L’idée commune que l’humanité se fait de Dieu ne dépasse point celle d’un monarque oriental entouré de sa cour ; la pensée religieuse est donc en retard de plusieurs siècles, nous sommes toujours à brouter l’herbe, malgré les ballons.

Le grand roman social à écrire (maintenant que les rangs et les castes sont perdus) doit représenter la lutte ou plutôt la fusion de la barbarie et de la civilisation ; la scène doit se passer au désert et à Paris, en Orient et en Occident. Opposition de mœurs, de paysages et de caractères, tout y serait, et le héros principal devrait être un barbare qui se civilise près d’un civilisé qui se barbarise.

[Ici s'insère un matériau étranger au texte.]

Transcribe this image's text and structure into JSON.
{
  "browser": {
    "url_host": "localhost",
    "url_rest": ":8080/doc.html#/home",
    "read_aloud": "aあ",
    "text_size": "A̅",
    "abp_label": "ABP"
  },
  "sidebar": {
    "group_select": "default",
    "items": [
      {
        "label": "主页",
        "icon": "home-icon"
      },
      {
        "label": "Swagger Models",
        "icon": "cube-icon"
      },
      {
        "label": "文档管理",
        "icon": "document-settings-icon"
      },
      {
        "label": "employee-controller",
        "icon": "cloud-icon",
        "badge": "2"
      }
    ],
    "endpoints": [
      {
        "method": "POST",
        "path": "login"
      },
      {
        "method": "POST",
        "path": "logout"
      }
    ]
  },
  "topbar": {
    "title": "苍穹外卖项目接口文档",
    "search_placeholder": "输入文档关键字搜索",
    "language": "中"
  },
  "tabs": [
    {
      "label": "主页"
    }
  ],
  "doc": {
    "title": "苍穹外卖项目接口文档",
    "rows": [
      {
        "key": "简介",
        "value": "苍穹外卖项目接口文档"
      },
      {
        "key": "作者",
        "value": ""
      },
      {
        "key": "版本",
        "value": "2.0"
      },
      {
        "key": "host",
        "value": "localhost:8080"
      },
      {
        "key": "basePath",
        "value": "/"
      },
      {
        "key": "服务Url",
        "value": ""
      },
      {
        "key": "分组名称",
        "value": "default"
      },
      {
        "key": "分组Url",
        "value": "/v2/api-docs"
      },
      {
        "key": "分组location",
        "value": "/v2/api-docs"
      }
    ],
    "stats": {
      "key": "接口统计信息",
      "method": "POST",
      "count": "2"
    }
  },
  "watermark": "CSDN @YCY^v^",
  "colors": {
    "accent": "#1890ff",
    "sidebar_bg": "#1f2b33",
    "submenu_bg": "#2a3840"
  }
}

La Poésie ne sort pas du monde organique, quoi qu’on en dise (littérature industrielle, utilitaire, humanitaire est sans beauté et sans entrailles) ; il lui faut une base sensible et une surface plastique. En ce sens, rien de plus poétique que le vice et le crime ; aussi les livres vertueux sont-ils ennuyeux et faux, ils méconnaissent la vie, le moi rejaillissant contre tous, l’homme contre la société ou en dehors d’elle, qui est le vrai homme organique. Voilà pourquoi il est peut-être si difficile de faire rire des vices. Notez que Molière ne s’est jamais attaqué qu’aux ridicules (Harpagon fait peur, Arnolphe fait pleurer, Tartuffe épouvante, etc.). Le ridicule, à la bonne heure, chose transitoire, conçue par l’homme, inventée par lui, qui vient de l’esprit et qui y retourne ! Comme personnages vicieux, je ne connais que ceux du marquis de Sade qui me fassent rire (et ce n’était pas l’intention de l’auteur, bien au contraire) ; mais ici le crime arrive à être un ridicule, car la nature est tellement exaltée, poussée à outrance qu’elle devient impossible et disparaît, on n’a plus qu’une conception des êtres fantastiques donnés pour humains et en opposition avec l’humanité.

« Il a une femme et des enfants », honorable excuse à toutes les turpitudes.

Le goût est comme la voix, souvent il perd en justesse et en ductilité ce qu’il gagne en hauteur.

Celui qui ne dit pas de mal des femmes ne les aime point, puisque la manière la plus profonde de sentir quelque chose est d’en souffrir.

Quand le goût se raffine, il se pervertit, comme les femmes qui, trop aimables, deviennent coquettes et pires.

Ce qu’elle a produit, la Philosophie ? rien du tout ; elle a fait grandir Dieu de siècle en siècle.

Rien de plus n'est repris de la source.